While a choirboy at the Cathedral of St. Peter & Paul in Brno, the capital of Moravia, Alphonse Mucha had a divine revelation about the nature of the Baroque aesthetic. It took him to Vienna, Munich, and finally to Paris, where the 1900 Universal Exhibition brought him international renown. The spiritual and the commercial appear perfectly wedded in his work, but he was conflicted about this his entire life.
More than any other work by Mucha, this image established him as the master of wild hair, ethereal beauty, and erotic intent. The poster was used for years in many variants all over the world, sometimes with the marginal text in various languages, to promote Job cigarette rolling papers. A classic by any standard.

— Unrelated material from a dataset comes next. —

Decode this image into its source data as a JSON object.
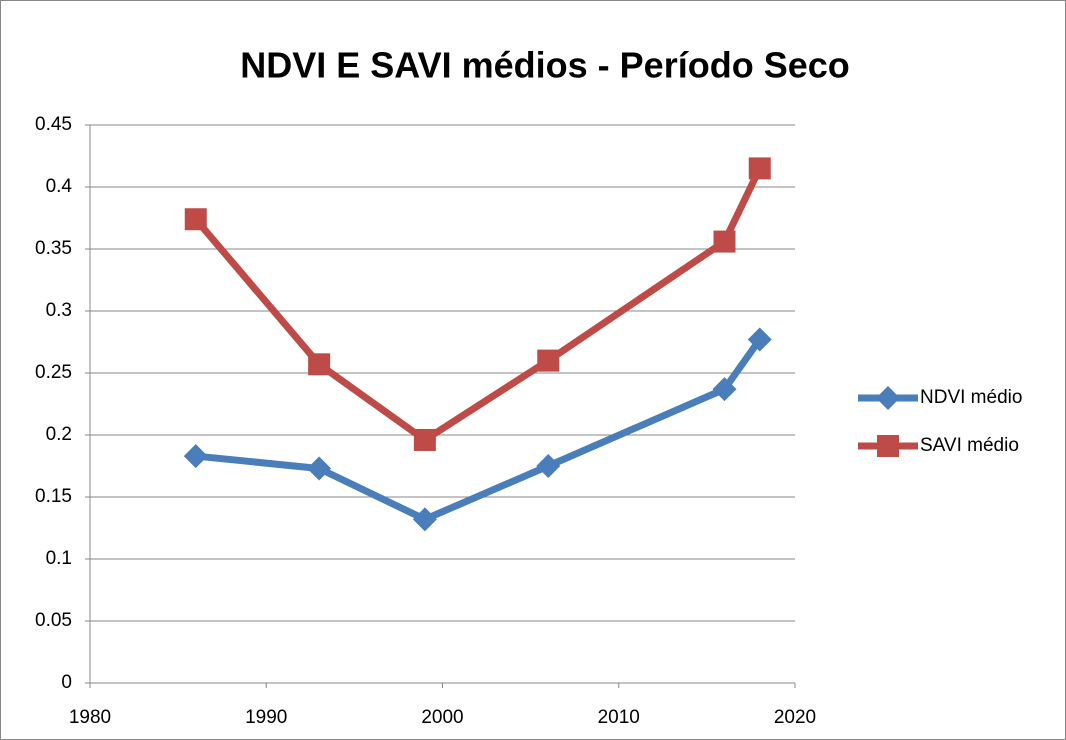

This work is so iconic, with such a profusion of lush fecundity and twirling tendrils, that we should point out the hops and wheat in the beer-maiden’s hair, and the monochrome rendering of the Meuse’s breweries at bottom. As if to say, “Yes, I fulfilled the brief.”
“This is one of the rarest posters by Mucha” (Rennert/Weill, p. 71), and it’s a perfect synthesis of the ideal and the real. The composition as a whole is a perfect idealization of the experience of fragrance: the radiant, heady halo, fueled by incense, blossoms, and woody notes. But the woman pictured is more tangible, and realistically drawn, than most other Mucha women.
This is an extremely rare artist’s proof print commissioned by the Chamber of Commerce and Czech House, published by Stern in 1900. And it is marvelously lush. The exceptionally adorned and coiffed young woman of the new century sits, with a frankly erotic gaze, holding between her left thumb and index finder a single stem that branches into a half-dozen white roses. In the background we can just make out the Pont Alexandre III, the Grand Palais and the Dome of Les Invalides in Paris. The image was also used as the cover of the July 1, 1905 issue of The Index (see Mucha/Bridges, p. 175). It’s #11 of 50 numbered proofs; this is the full sheet with printer stamp.